Realizing how far he’d walked, he turned back. The sun glinted off the rooftops of the villas, but he didn’t have a problem picking out Rockrose from its position higher up the beach. From here, he couldn’t tell if Abby had returned or not. His phone hadn’t chirped, and with every step, his hopes lifted higher and higher.
He opened the front door and let the dogs run ahead of him to the kitchen. He filled water bowls for them and turned toward the master bedroom. The door stood closed, and he simply couldn’t tell if Abby was behind it or not.
“One way to find out,” he muttered to himself. He wiped his palms down his thighs, wondering when a woman had gotten under his skin so quickly. Not just any woman. Abby Thames.
He reached for the doorknob, half-expecting it to be locked. But the door opened easily, and the sound of the shower running across the room in the master bath met his ears.
Noah’s grin was instantaneous, as was the rush of blood southward. He couldn’t help the way he felt, and he was tired of fighting it. He also sensed something sad in Abby, and one glance at the clock told him he didn’t have time to do what he truly wanted to do with her right now. He didn’t want a quick tumble beneath the sheets. No, she’d require more than that, and he wanted the time to give it to her.
“You find everything okay?” he called from the doorway of the bathroom. The glass shower stall certainly wouldn’t give her any privacy, but she had left the door open…
“I’ve cleaned this villa for six months,” she called. “I know where everything is.”
“Dang.” He leaned into the doorjamb, his eyes focused on the vaulted ceiling. “I was hoping I’d have to come in there and help you with something.”
She laughed, the sound silencing after only a few beats. “I’ll be out in a minute. Did you need to shower?”
“No.” The word stuck in his throat, and it took every ounce of willpower he had to stay on the bedroom side of the door. Sure enough, the shower stopped only a minute later and he heard her humming to herself as she stepped out.
She appeared a few seconds later, wearing one of the villa’s white fluffy robes. One hand worked a towel through her short hair. “Loitering, I see.” She grinned at him, a playful, coy, flirtatious smile that made soft things hard.
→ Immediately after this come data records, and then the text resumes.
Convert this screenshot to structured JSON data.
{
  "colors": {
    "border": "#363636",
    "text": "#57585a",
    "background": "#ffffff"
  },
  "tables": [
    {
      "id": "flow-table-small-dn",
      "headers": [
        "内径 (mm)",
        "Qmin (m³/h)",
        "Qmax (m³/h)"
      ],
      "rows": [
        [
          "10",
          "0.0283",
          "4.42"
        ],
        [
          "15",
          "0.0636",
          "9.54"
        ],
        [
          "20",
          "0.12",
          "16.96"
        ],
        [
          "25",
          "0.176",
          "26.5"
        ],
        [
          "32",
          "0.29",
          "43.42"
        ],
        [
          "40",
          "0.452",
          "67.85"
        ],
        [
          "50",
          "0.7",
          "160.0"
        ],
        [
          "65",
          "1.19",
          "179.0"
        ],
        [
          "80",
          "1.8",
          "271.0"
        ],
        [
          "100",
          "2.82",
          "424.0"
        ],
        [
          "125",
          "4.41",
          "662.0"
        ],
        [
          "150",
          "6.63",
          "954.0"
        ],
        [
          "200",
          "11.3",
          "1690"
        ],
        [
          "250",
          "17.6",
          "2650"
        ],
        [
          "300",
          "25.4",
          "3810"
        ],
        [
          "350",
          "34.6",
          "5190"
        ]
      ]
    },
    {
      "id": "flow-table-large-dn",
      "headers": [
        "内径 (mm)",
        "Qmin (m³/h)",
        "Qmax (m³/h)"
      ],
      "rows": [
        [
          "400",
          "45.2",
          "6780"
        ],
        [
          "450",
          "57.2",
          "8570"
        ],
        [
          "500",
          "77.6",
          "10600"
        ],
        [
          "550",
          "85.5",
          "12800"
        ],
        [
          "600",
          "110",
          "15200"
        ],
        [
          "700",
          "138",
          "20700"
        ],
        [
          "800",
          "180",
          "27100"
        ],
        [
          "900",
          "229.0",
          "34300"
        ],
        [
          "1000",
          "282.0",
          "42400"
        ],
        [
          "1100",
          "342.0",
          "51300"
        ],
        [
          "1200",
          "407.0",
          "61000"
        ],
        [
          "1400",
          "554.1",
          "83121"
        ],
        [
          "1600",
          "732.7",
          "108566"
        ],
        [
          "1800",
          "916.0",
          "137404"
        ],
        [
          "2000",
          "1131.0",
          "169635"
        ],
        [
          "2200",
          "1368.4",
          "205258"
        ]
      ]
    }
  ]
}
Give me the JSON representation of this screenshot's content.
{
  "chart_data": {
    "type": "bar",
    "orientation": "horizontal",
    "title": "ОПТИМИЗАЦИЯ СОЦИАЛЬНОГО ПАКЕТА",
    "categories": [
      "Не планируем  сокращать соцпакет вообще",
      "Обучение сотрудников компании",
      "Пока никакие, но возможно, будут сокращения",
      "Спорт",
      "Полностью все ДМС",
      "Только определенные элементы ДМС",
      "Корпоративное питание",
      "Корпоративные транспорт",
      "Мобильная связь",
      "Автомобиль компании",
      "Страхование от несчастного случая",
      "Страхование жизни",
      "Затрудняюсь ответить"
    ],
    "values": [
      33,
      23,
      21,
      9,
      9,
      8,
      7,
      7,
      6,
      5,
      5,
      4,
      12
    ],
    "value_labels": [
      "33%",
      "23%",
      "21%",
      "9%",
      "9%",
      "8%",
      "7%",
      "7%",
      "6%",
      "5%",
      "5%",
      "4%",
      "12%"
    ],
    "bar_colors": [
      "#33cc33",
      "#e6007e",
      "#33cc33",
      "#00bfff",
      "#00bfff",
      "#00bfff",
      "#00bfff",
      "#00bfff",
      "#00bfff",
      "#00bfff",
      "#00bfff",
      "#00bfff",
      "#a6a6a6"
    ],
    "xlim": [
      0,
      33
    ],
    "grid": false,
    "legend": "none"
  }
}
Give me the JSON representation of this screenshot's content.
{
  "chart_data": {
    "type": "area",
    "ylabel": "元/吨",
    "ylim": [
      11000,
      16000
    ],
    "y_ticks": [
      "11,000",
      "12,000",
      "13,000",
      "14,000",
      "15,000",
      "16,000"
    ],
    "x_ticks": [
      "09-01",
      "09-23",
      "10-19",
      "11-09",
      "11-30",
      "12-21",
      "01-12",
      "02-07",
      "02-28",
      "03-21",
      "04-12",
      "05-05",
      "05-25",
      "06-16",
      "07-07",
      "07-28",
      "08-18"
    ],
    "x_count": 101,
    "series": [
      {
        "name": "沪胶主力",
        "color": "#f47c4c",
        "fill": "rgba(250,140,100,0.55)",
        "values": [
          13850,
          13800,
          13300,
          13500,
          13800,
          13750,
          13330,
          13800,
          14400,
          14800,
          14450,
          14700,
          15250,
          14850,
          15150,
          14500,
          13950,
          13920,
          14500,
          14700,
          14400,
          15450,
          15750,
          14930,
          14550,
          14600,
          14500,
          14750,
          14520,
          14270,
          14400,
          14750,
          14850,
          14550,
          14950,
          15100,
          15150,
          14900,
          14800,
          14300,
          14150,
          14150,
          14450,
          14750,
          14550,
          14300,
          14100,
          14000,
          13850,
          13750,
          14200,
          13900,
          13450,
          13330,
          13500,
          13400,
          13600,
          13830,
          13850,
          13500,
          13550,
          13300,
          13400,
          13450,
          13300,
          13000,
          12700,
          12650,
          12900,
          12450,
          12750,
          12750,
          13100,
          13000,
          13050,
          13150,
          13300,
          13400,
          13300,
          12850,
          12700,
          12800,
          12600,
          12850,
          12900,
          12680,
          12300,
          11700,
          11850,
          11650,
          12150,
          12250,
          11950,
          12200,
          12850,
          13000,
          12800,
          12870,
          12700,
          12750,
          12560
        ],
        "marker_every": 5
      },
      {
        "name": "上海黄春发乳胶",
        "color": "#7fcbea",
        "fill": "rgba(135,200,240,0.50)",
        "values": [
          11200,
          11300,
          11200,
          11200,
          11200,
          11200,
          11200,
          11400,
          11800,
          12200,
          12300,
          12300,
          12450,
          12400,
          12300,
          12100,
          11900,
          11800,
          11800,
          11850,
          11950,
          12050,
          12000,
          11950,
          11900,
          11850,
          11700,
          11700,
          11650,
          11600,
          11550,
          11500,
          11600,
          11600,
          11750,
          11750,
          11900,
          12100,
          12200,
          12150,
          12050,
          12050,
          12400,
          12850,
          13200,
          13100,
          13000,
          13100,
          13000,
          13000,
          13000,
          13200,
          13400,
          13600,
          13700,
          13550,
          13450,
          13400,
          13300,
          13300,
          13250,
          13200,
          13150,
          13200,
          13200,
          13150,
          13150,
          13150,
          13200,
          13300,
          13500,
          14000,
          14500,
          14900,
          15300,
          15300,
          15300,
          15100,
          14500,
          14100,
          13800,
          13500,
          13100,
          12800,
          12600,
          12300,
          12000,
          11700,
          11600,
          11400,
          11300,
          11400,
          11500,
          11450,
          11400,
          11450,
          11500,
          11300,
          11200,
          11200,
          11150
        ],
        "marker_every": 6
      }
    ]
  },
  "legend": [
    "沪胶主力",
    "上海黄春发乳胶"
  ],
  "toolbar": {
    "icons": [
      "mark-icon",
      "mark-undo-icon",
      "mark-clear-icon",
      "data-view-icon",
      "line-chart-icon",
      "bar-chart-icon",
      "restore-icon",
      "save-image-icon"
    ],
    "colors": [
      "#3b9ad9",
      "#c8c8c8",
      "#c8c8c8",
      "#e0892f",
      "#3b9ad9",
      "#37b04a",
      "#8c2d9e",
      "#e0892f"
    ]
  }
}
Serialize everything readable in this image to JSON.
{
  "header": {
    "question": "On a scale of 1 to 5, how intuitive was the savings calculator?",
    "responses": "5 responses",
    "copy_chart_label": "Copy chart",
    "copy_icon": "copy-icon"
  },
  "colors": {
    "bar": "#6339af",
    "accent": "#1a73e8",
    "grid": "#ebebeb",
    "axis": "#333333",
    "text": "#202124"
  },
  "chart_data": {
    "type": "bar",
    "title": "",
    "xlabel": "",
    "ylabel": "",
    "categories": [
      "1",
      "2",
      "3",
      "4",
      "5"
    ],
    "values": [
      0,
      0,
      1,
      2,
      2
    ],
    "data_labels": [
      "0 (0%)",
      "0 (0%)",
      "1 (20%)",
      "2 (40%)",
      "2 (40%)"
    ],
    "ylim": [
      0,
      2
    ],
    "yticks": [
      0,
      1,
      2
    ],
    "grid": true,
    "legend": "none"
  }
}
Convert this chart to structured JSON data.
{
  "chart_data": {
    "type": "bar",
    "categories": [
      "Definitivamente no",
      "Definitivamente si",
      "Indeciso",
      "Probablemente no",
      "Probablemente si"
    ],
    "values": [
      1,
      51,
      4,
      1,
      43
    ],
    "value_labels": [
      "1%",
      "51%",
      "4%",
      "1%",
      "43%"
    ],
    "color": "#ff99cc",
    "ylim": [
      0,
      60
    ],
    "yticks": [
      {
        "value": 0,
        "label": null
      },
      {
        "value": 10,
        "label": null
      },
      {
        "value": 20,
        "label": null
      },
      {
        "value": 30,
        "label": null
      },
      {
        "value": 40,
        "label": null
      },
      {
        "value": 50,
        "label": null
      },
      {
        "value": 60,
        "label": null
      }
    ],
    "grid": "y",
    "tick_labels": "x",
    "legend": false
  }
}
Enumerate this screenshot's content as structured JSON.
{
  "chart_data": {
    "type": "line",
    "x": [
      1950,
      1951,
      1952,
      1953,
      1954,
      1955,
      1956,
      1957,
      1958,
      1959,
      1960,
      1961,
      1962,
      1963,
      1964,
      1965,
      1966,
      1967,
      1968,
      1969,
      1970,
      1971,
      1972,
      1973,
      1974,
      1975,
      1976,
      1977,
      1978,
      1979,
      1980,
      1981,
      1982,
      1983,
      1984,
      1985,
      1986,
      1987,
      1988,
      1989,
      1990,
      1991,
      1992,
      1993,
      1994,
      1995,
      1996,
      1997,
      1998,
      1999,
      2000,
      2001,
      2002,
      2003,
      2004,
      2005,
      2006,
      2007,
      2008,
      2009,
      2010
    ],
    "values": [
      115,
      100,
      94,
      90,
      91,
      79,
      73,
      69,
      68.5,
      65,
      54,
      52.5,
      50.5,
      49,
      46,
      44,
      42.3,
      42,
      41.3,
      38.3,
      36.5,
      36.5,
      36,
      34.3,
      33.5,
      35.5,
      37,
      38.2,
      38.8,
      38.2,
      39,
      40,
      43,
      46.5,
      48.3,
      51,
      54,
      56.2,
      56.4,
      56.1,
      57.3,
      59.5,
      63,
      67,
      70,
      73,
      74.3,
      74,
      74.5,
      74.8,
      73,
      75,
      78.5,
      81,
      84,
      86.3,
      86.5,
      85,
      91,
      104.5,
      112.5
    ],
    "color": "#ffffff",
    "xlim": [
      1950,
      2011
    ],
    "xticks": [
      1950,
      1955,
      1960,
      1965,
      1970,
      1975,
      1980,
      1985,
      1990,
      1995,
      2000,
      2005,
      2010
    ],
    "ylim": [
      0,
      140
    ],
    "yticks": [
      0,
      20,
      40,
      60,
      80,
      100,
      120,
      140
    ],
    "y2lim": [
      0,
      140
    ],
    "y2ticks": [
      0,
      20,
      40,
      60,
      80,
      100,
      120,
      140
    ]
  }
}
“Hoping.” His eyes dropped to the neckline of her robe. It dipped into enough of a V for him to see the rounded edges of her breasts. His mouth went dry and need coiled deep in his chest.
He ran the tips of his fingers along the tie keeping the robe closed and in place, moving them up toward her feminine curves. “How much time do we have?” he asked, his voice hardly his own.
She stepped into his personal space, her eyes flicking over his shoulder to check the time. “Thirty-three minutes. And it’s at least a fifteen minute drive to the clinic.” She could’ve stepped back. Given him room to breathe. Space to think with his brain and not his groin.
She didn’t.
He slipped his fingers around the collar of the robe, sliding them down down down until they brushed her skin. Abby sucked in a breath and Noah lifted his eyes to hers. Their blue depths danced with desire, and Noah knew they weren’t leaving the villa without some sort of sexual resolution.
“Time enough, I think,” he said.
“Time for what?” she asked.
He didn’t answer with words. He kissed her, taking it beyond the sweet exchanges they’d already experienced. “Time for this,” he said, tracing his tongue along her upper lip and then touching it against hers.
She responded eagerly, her hands going to his shoulders, his hair. He turned her and moved her to the bed. Their eyes met again, and something passed between them. A quiet understanding that this thing between them wasn’t going away, and likely wouldn’t end when the veterinary conference did.